Where a common sense solution pops in your head for no reason. You've had the problem for years, maybe. And the solution was sitting right beside you (or under you) that whole time. But you just couldn't see it.
Then you do.
And life gets a little easier.
I had one of these moments in our living room, recently.
Problem: Watching TV together doesn't feel all that together, because I'm on the couch and Michael is in his wheelchair. We want to snuggle, but it's a big production of transferring and lifting and pushing and pulling and nudging and a hurting lower back when it's time to get him back into his chair because it's like lifting 150 lbs of dead weight from a low angle (ouchers) and tossing it up and to the side.
Solution: Take the cushion from the arm chair and put it on his side of the couch. Makes a higher seat for him on the couch. Higher = easier to transfer him into AND more importantly, easier to transfer him OUT of.

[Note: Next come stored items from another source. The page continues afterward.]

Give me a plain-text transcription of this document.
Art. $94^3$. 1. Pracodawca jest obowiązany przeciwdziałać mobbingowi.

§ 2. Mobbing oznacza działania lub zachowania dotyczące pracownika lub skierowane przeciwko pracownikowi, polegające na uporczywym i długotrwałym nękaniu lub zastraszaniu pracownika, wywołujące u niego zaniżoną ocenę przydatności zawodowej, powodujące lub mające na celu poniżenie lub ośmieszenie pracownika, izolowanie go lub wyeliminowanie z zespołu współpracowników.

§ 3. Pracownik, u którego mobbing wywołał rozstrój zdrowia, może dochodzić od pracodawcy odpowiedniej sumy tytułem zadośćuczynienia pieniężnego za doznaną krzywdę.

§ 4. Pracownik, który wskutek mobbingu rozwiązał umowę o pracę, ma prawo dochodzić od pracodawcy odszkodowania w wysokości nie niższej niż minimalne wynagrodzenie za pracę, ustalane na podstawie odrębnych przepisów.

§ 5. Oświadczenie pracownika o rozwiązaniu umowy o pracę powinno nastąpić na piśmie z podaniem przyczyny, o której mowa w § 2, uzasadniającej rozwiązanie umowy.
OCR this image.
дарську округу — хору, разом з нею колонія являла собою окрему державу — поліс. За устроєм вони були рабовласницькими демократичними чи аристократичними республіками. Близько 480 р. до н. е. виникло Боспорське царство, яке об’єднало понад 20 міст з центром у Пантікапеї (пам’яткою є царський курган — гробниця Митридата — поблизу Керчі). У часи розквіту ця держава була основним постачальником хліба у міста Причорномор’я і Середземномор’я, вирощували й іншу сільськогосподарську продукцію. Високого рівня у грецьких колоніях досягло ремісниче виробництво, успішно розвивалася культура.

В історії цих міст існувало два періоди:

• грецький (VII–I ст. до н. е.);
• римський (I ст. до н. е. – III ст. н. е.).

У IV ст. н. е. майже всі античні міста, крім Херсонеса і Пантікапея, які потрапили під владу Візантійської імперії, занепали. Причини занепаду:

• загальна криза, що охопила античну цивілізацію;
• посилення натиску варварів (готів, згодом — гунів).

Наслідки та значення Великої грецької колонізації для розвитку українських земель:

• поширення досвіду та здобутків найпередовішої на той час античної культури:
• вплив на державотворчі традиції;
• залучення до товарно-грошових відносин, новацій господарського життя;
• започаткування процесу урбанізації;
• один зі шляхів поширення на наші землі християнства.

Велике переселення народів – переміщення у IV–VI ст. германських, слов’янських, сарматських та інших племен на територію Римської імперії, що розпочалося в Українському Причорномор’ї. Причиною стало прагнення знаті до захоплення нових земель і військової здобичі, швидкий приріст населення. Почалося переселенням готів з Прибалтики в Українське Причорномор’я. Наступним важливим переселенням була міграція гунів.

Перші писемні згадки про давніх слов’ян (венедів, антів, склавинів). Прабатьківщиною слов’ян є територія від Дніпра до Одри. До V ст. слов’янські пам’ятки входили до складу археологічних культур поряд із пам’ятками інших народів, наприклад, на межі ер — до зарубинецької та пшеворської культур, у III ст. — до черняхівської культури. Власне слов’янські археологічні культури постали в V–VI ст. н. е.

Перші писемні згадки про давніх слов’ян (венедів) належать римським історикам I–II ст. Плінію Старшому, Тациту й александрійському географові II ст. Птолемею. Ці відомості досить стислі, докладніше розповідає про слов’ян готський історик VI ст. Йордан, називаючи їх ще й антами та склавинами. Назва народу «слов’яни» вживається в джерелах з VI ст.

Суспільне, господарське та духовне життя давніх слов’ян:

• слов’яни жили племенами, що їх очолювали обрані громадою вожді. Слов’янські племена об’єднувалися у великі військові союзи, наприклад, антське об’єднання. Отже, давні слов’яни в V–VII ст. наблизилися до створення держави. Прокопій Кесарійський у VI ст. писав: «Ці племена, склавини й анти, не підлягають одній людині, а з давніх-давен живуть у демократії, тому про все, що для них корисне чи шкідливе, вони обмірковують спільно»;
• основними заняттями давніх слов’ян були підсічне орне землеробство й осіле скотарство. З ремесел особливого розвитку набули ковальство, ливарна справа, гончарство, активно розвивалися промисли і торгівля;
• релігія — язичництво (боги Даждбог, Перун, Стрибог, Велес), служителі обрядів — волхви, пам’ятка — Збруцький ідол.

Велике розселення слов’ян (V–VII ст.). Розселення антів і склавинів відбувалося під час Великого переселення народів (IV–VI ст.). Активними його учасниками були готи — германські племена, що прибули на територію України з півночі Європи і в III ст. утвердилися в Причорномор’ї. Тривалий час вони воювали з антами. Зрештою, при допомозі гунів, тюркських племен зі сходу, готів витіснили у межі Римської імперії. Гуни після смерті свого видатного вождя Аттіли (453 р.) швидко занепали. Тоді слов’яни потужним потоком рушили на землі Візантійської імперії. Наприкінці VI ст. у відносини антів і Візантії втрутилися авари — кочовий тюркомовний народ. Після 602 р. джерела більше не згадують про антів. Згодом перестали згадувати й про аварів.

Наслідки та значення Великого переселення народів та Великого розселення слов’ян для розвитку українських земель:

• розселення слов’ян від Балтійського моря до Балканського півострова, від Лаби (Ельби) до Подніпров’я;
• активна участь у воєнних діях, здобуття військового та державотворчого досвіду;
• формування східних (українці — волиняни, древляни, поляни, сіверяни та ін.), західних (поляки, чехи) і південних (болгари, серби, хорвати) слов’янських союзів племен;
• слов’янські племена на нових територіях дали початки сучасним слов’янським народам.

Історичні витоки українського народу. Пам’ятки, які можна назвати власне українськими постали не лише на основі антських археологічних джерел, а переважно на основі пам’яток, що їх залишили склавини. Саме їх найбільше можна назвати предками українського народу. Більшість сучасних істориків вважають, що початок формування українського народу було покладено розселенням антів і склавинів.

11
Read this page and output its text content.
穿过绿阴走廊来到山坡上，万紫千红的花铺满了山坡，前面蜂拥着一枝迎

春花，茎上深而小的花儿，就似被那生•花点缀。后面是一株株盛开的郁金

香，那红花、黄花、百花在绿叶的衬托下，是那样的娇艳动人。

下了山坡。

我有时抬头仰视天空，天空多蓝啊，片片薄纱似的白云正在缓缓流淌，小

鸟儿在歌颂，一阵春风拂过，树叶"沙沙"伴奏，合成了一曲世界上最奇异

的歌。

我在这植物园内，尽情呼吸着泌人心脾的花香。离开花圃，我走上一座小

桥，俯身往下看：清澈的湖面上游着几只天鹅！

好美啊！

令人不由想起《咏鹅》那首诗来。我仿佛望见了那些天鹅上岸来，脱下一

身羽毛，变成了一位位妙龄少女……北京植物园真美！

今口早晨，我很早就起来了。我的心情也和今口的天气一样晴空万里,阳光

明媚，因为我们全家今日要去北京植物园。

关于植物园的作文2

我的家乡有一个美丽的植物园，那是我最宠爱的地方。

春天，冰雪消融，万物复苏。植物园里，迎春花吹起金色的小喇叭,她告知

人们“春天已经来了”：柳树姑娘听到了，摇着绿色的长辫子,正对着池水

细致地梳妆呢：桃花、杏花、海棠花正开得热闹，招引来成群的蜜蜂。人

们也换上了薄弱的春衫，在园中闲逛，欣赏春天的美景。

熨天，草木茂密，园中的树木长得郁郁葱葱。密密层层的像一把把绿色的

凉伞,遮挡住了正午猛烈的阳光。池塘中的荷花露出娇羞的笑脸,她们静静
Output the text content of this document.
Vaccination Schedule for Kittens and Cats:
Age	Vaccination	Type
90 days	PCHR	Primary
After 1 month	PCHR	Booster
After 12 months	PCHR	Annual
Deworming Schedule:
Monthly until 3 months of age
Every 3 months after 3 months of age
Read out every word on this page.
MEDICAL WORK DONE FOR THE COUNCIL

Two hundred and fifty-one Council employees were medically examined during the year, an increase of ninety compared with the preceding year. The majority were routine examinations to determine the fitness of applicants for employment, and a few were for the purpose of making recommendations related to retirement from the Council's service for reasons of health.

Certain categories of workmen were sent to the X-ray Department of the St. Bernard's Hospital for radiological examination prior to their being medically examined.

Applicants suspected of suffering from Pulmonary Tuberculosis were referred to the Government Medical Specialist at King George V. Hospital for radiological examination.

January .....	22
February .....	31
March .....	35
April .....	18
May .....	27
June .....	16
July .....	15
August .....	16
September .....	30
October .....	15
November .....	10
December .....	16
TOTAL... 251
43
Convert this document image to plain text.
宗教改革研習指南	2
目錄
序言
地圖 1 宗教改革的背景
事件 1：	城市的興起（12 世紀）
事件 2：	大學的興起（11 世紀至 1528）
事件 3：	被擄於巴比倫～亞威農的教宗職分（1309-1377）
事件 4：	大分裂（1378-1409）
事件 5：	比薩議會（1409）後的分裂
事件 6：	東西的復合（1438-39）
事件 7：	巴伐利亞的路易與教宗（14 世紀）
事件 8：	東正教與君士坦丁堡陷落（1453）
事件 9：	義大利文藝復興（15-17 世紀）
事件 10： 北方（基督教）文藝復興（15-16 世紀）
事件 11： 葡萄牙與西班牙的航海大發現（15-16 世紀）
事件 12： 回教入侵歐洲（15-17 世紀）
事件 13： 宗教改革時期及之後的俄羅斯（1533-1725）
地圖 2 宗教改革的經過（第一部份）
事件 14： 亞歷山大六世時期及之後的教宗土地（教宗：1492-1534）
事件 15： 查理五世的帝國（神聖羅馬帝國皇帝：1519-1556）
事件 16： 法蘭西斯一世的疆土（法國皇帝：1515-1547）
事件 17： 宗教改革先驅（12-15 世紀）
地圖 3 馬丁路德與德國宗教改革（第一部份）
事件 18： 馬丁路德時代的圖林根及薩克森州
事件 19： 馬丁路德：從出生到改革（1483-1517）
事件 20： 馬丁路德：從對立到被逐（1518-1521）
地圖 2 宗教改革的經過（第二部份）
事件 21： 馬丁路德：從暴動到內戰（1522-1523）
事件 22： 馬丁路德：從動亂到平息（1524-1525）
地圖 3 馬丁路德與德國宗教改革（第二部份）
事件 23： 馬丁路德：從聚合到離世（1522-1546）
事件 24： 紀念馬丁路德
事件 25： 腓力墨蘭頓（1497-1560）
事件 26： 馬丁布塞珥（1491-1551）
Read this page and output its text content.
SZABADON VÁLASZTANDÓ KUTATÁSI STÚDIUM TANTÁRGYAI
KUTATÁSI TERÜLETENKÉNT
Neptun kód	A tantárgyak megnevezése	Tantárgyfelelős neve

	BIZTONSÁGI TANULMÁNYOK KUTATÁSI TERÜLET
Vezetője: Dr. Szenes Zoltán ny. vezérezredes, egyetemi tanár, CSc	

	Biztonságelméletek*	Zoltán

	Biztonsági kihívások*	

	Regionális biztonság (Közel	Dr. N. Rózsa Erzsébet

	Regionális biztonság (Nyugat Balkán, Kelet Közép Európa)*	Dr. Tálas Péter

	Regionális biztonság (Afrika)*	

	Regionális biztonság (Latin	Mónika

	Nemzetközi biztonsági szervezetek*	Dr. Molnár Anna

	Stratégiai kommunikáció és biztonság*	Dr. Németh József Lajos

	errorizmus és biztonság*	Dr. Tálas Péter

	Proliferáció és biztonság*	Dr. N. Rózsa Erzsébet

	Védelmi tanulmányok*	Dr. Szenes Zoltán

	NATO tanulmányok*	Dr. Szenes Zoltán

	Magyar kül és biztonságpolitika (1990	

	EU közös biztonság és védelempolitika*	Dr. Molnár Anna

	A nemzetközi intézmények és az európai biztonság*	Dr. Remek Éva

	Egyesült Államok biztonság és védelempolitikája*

And we enjoyed our snuggle time.
We did this one other time since taking these pictures, and that time, we had the wheelchair facing the other direction and I learned that it is very important to go with your strong side on this transfer. My strong side is the right. No two transfers are the same, remember that. But, I have found that if I move him TOWARD my strong side for the more awkward transfer (in this case, the more awkward transfer is TO the couch) then there will be a lot fewer "pull my pocket here"/having him bend over and pull his jeans at the back to scoot him in, etc. And it's all of that stuff that is hard on your body, because those motions are so not natural.
So, try it.
Double stack your couch cushions.
Transfer TO your strong side.
And enjoy some love seat snuggles together.